Ever since the first Bangalee evolved on planet earth, Man has found many uses for the tall, supple grass known as bamboo.
From time immemorial it has been used for making houses, bridges, embankments and fences. It became legendary in Shaheed Titumir's fort. It is still popular for making furniture, baskets and household goods, and even hats. The concerned planter till today takes its support to keep a tree upright. Although not put into practice in the same fashion, time and again it has also been useful for keeping Man upright. Executed well, its single wallop on the rear can leave a lifelong impression.
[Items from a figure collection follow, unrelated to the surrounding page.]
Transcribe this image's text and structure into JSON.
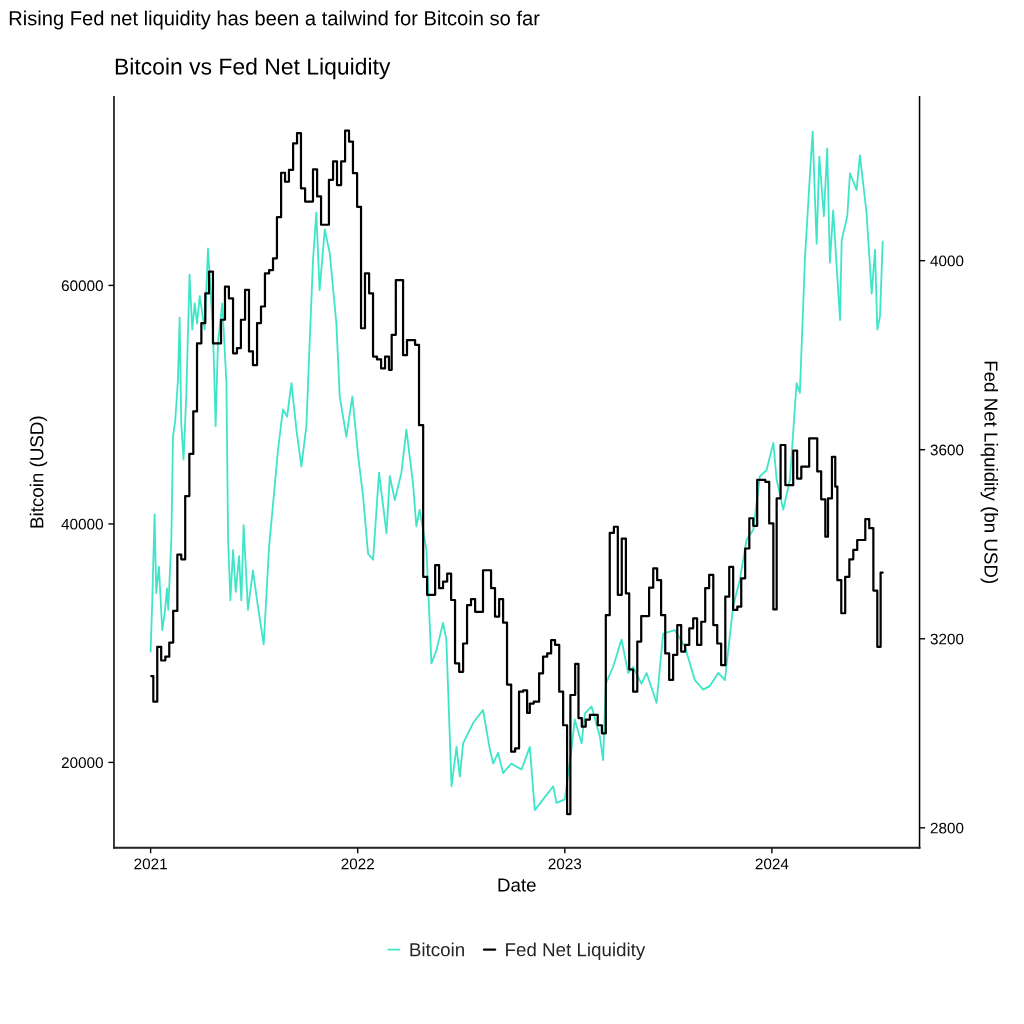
{
  "chart_data": {
    "type": "line",
    "title": "Rising Fed net liquidity has been a tailwind for Bitcoin so far",
    "subtitle": "Bitcoin vs Fed Net Liquidity",
    "xlabel": "Date",
    "ylabel": "Bitcoin (USD)",
    "y2label": "Fed Net Liquidity (bn USD)",
    "xlim": [
      2020.823,
      2024.713
    ],
    "xticks": [
      2021,
      2022,
      2023,
      2024
    ],
    "ylim": [
      12850,
      75830
    ],
    "yticks": [
      20000,
      40000,
      60000
    ],
    "y2lim": [
      2758,
      4347
    ],
    "y2ticks": [
      2800,
      3200,
      3600,
      4000
    ],
    "legend": "bottom",
    "series": [
      {
        "name": "Bitcoin",
        "color": "#3fe5c8",
        "axis": "y",
        "x": [
          2021.0,
          2021.008,
          2021.019,
          2021.027,
          2021.04,
          2021.056,
          2021.068,
          2021.079,
          2021.085,
          2021.1,
          2021.108,
          2021.119,
          2021.132,
          2021.14,
          2021.148,
          2021.159,
          2021.172,
          2021.188,
          2021.201,
          2021.213,
          2021.224,
          2021.237,
          2021.261,
          2021.277,
          2021.301,
          2021.314,
          2021.325,
          2021.346,
          2021.366,
          2021.374,
          2021.385,
          2021.398,
          2021.411,
          2021.427,
          2021.438,
          2021.449,
          2021.47,
          2021.494,
          2021.518,
          2021.546,
          2021.572,
          2021.602,
          2021.615,
          2021.639,
          2021.659,
          2021.68,
          2021.704,
          2021.728,
          2021.752,
          2021.768,
          2021.784,
          2021.8,
          2021.816,
          2021.841,
          2021.865,
          2021.897,
          2021.913,
          2021.945,
          2021.974,
          2022.002,
          2022.026,
          2022.05,
          2022.074,
          2022.103,
          2022.139,
          2022.155,
          2022.179,
          2022.211,
          2022.235,
          2022.267,
          2022.283,
          2022.299,
          2022.332,
          2022.356,
          2022.38,
          2022.412,
          2022.428,
          2022.453,
          2022.477,
          2022.493,
          2022.509,
          2022.557,
          2022.605,
          2022.638,
          2022.654,
          2022.678,
          2022.702,
          2022.742,
          2022.791,
          2022.831,
          2022.855,
          2022.895,
          2022.944,
          2022.96,
          2023.0,
          2023.032,
          2023.048,
          2023.081,
          2023.097,
          2023.129,
          2023.169,
          2023.185,
          2023.198,
          2023.233,
          2023.274,
          2023.306,
          2023.33,
          2023.37,
          2023.395,
          2023.443,
          2023.475,
          2023.531,
          2023.58,
          2023.628,
          2023.668,
          2023.7,
          2023.741,
          2023.773,
          2023.813,
          2023.845,
          2023.878,
          2023.91,
          2023.942,
          2023.974,
          2024.007,
          2024.023,
          2024.055,
          2024.087,
          2024.119,
          2024.135,
          2024.16,
          2024.184,
          2024.197,
          2024.208,
          2024.216,
          2024.229,
          2024.251,
          2024.267,
          2024.28,
          2024.296,
          2024.316,
          2024.329,
          2024.337,
          2024.364,
          2024.377,
          2024.409,
          2024.425,
          2024.457,
          2024.482,
          2024.498,
          2024.509,
          2024.522,
          2024.535
        ],
        "values": [
          29300,
          33600,
          40800,
          34200,
          36400,
          31100,
          32500,
          34600,
          32800,
          38700,
          47300,
          48700,
          52100,
          57300,
          48400,
          45400,
          50700,
          60900,
          56300,
          58500,
          56800,
          59100,
          56300,
          63100,
          56300,
          48200,
          55200,
          58500,
          51800,
          38700,
          33600,
          37800,
          34300,
          37300,
          33600,
          39900,
          32800,
          36100,
          33100,
          29900,
          38100,
          43700,
          46200,
          49600,
          49000,
          51800,
          47900,
          44800,
          48200,
          55200,
          62100,
          66100,
          59600,
          64700,
          62700,
          56800,
          50700,
          47300,
          50700,
          45700,
          42300,
          37500,
          37000,
          44300,
          39200,
          44000,
          42000,
          44300,
          47900,
          43400,
          39800,
          41200,
          37800,
          28300,
          29400,
          31700,
          30300,
          18000,
          21300,
          18800,
          21600,
          23300,
          24400,
          21100,
          19900,
          20800,
          19100,
          19900,
          19400,
          21300,
          16000,
          16900,
          18000,
          16600,
          16900,
          21100,
          23600,
          21600,
          24100,
          24700,
          22200,
          20200,
          26600,
          28000,
          30300,
          27500,
          28000,
          26600,
          27500,
          25000,
          30800,
          31100,
          29700,
          26900,
          26100,
          26400,
          27500,
          26900,
          33100,
          35300,
          38700,
          39500,
          44000,
          44500,
          46800,
          43700,
          41200,
          43700,
          51800,
          51000,
          62400,
          69400,
          72900,
          67200,
          63500,
          70800,
          65800,
          71500,
          61900,
          66300,
          60700,
          57100,
          63800,
          65800,
          69400,
          68000,
          70900,
          66100,
          59300,
          63000,
          56300,
          57400,
          63700
        ]
      },
      {
        "name": "Fed Net Liquidity",
        "color": "#000000",
        "type": "step",
        "axis": "y2",
        "x": [
          2021.003,
          2021.013,
          2021.032,
          2021.051,
          2021.071,
          2021.09,
          2021.109,
          2021.129,
          2021.148,
          2021.167,
          2021.187,
          2021.206,
          2021.224,
          2021.245,
          2021.264,
          2021.282,
          2021.301,
          2021.34,
          2021.359,
          2021.378,
          2021.398,
          2021.417,
          2021.436,
          2021.456,
          2021.475,
          2021.494,
          2021.514,
          2021.533,
          2021.552,
          2021.572,
          2021.591,
          2021.61,
          2021.63,
          2021.649,
          2021.668,
          2021.688,
          2021.707,
          2021.726,
          2021.746,
          2021.784,
          2021.804,
          2021.823,
          2021.861,
          2021.881,
          2021.9,
          2021.92,
          2021.939,
          2021.958,
          2021.977,
          2021.997,
          2022.016,
          2022.035,
          2022.055,
          2022.074,
          2022.093,
          2022.113,
          2022.132,
          2022.151,
          2022.164,
          2022.184,
          2022.219,
          2022.238,
          2022.277,
          2022.296,
          2022.316,
          2022.335,
          2022.374,
          2022.393,
          2022.412,
          2022.432,
          2022.451,
          2022.47,
          2022.49,
          2022.509,
          2022.528,
          2022.547,
          2022.567,
          2022.605,
          2022.644,
          2022.663,
          2022.683,
          2022.702,
          2022.721,
          2022.741,
          2022.76,
          2022.779,
          2022.799,
          2022.818,
          2022.831,
          2022.85,
          2022.876,
          2022.895,
          2022.915,
          2022.934,
          2022.953,
          2022.973,
          2022.992,
          2023.011,
          2023.027,
          2023.05,
          2023.066,
          2023.082,
          2023.101,
          2023.121,
          2023.159,
          2023.179,
          2023.198,
          2023.217,
          2023.237,
          2023.256,
          2023.275,
          2023.295,
          2023.311,
          2023.33,
          2023.35,
          2023.369,
          2023.407,
          2023.427,
          2023.446,
          2023.465,
          2023.485,
          2023.504,
          2023.523,
          2023.543,
          2023.562,
          2023.581,
          2023.601,
          2023.62,
          2023.639,
          2023.659,
          2023.678,
          2023.697,
          2023.717,
          2023.736,
          2023.755,
          2023.775,
          2023.794,
          2023.813,
          2023.833,
          2023.852,
          2023.871,
          2023.891,
          2023.91,
          2023.929,
          2023.968,
          2023.987,
          2024.007,
          2024.023,
          2024.042,
          2024.065,
          2024.103,
          2024.122,
          2024.142,
          2024.18,
          2024.219,
          2024.238,
          2024.258,
          2024.271,
          2024.29,
          2024.306,
          2024.316,
          2024.335,
          2024.354,
          2024.374,
          2024.393,
          2024.412,
          2024.451,
          2024.47,
          2024.49,
          2024.509,
          2024.525,
          2024.535
        ],
        "values": [
          3121,
          3067,
          3183,
          3154,
          3162,
          3192,
          3259,
          3378,
          3368,
          3502,
          3591,
          3681,
          3825,
          3868,
          3931,
          3977,
          3825,
          3875,
          3945,
          3920,
          3804,
          3815,
          3875,
          3938,
          3808,
          3779,
          3868,
          3903,
          3973,
          3980,
          4005,
          4092,
          4186,
          4167,
          4192,
          4248,
          4270,
          4153,
          4125,
          4193,
          4136,
          4076,
          4171,
          4210,
          4160,
          4210,
          4275,
          4252,
          4185,
          4114,
          3857,
          3973,
          3931,
          3797,
          3791,
          3772,
          3797,
          3769,
          3843,
          3959,
          3800,
          3832,
          3822,
          3652,
          3331,
          3293,
          3356,
          3307,
          3321,
          3338,
          3282,
          3148,
          3130,
          3190,
          3271,
          3284,
          3257,
          3345,
          3307,
          3247,
          3284,
          3234,
          3103,
          2961,
          2968,
          3088,
          3091,
          3043,
          3063,
          3067,
          3127,
          3162,
          3169,
          3197,
          3187,
          3088,
          3017,
          2829,
          3081,
          3147,
          3032,
          3014,
          3029,
          3039,
          3017,
          3000,
          3250,
          3424,
          3437,
          3293,
          3412,
          3296,
          3135,
          3088,
          3194,
          3248,
          3308,
          3349,
          3324,
          3250,
          3169,
          3113,
          3166,
          3229,
          3173,
          3187,
          3222,
          3243,
          3187,
          3236,
          3307,
          3335,
          3229,
          3190,
          3144,
          3289,
          3352,
          3261,
          3268,
          3328,
          3391,
          3455,
          3439,
          3536,
          3532,
          3444,
          3262,
          3497,
          3610,
          3525,
          3598,
          3539,
          3564,
          3624,
          3554,
          3495,
          3416,
          3497,
          3585,
          3522,
          3324,
          3254,
          3331,
          3368,
          3388,
          3409,
          3453,
          3434,
          3302,
          3183,
          3340,
          3340
        ]
      }
    ]
  }
}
The East Asians took the bamboo a notch higher, towards the mouth that is. They have mastered the art of making it a delicacy, now savoured in our posh hotels. However, when the bill arrives, it is often said that the bamboo has been served.
And many of you already know about the Bangalee politician, who frustrated as he was with the lack of drive amongst his fellow countrymen, bellowed out at a public meeting: 'The English have risen; the Americans have risen … (and so on). To rise, will you people have to be pushed up with a bamboo?'
Despite such fatherly concern, the continuing ramming and the whipping, particularly since the beginning of the infamous 'decade of progress' (!) under Ayub Khan's Martial Law, the outcome has neither been satisfactory nor savoury? As a danda it has a long, sad and sadistic history.
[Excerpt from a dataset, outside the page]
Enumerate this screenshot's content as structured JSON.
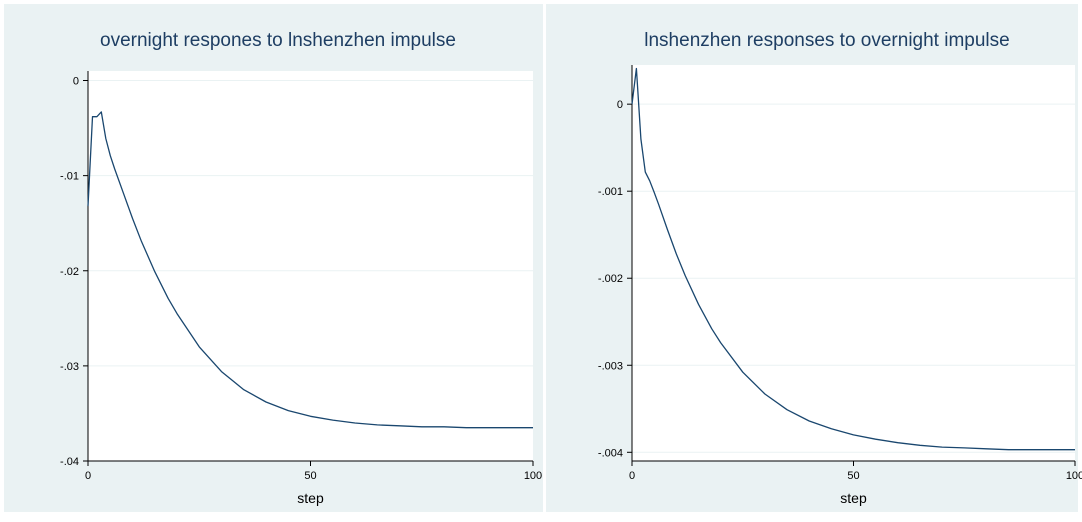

It has become a part of our daily life. In the classroom the teacher can give the student a bamboo without even raising his hand or holding one, but by simply giving the pupil more homework. When a subordinate fails in his task the boss in the office, instead of resorting to punitive measure by taking away something, completes his purpose by giving the employee the bamboo.
Although in these floods we see bhelas made of banana tree trunks, in our riverine country, bamboo rafts are also common, as they are in many Asian countries.
And we owe today's article to Ts'ai Lun, a eunuch attached to the court of the Chinese emperor Ho Ti, who having all the free time in the world made the first paper in AD 105. Wonder what he used it for.
Talking of the Chinese, we recall the Bamboo Curtain, which is not to be taken literally, but akin to the Iron version, it was an ideological self-imposed barrier isolating Communist China from Western countries since the Communist revolution of 1949 until China took up glasnost in the late 1980s.
Even English proverbs owe their origin to bamboo. 'If a bamboo tube sounds loudly it is empty' is a Philippine proverb. Unless your head makes a lot of noise that should definitely ring a bell.
Bamboo instruments have been delighting us for ages. The intoxicating melody of the flute blends into the very soul of a being. There are musical drums made of bamboo, which is useful to beat whenever this 'taken-for-granted' tropical plant seeks some publicity. They even have a bamboo ensemble in the Minahassa island of Sulawesi, Indonesia, where since the Dutch invasion of the 1800s, the islanders have copied their brass instruments in bamboo. The sound is unbelievable, especially of the bamboo xylophone of Cambodia.
Regardless of its wide use, there has never been any shortage of bamboo in this country. Bangladesh produces annually so much bamboo that statisticians have not got round to finding the production figures. It is not possible, primarily because it is a fantastically fast-growing grass. By the time you finish counting at one end, some have been used for building, travelling, writing, eating, fighting, and so forth, whilst simultaneously some new ones have come up. Little wonder that it is therefore always being given.
Now with repeated failures at national level, in governance, marketing, politics, cricket, and what not, the following mathematical folk tale has once again surfaced. This is the one where a monkey has fallen into a ditch. He is in agony but to his relief (Guess what?) he is given a bamboo. Unfortunately the bamboo is well-oiled. So the poor monkey can only climb up three feet each day, but he slips down one foot. The challenge is to find out in how many days the monkey will be relieved of his misery.
Drawing an analogy someone asked the same question a few days back. Are we not in trouble as a nation like the monkey trying to climb up a well-oiled bamboo pole, going up three feet but falling down one? When will we ever rise? He seemed concerned.
His friend came up to his rescue with an appeasing answer: 'The way the price of oil is increasing, soon it will be unaffordable and no one will be able to oil the bamboo, and all our problems will be resolved'.
Does that mean that the rescue bamboo will be removed too, considering that it is inseparable with oil? Will we remain in the ditch forever? Or will we be able to separate the two and rise like other great nations?
The answer my friend lies within you.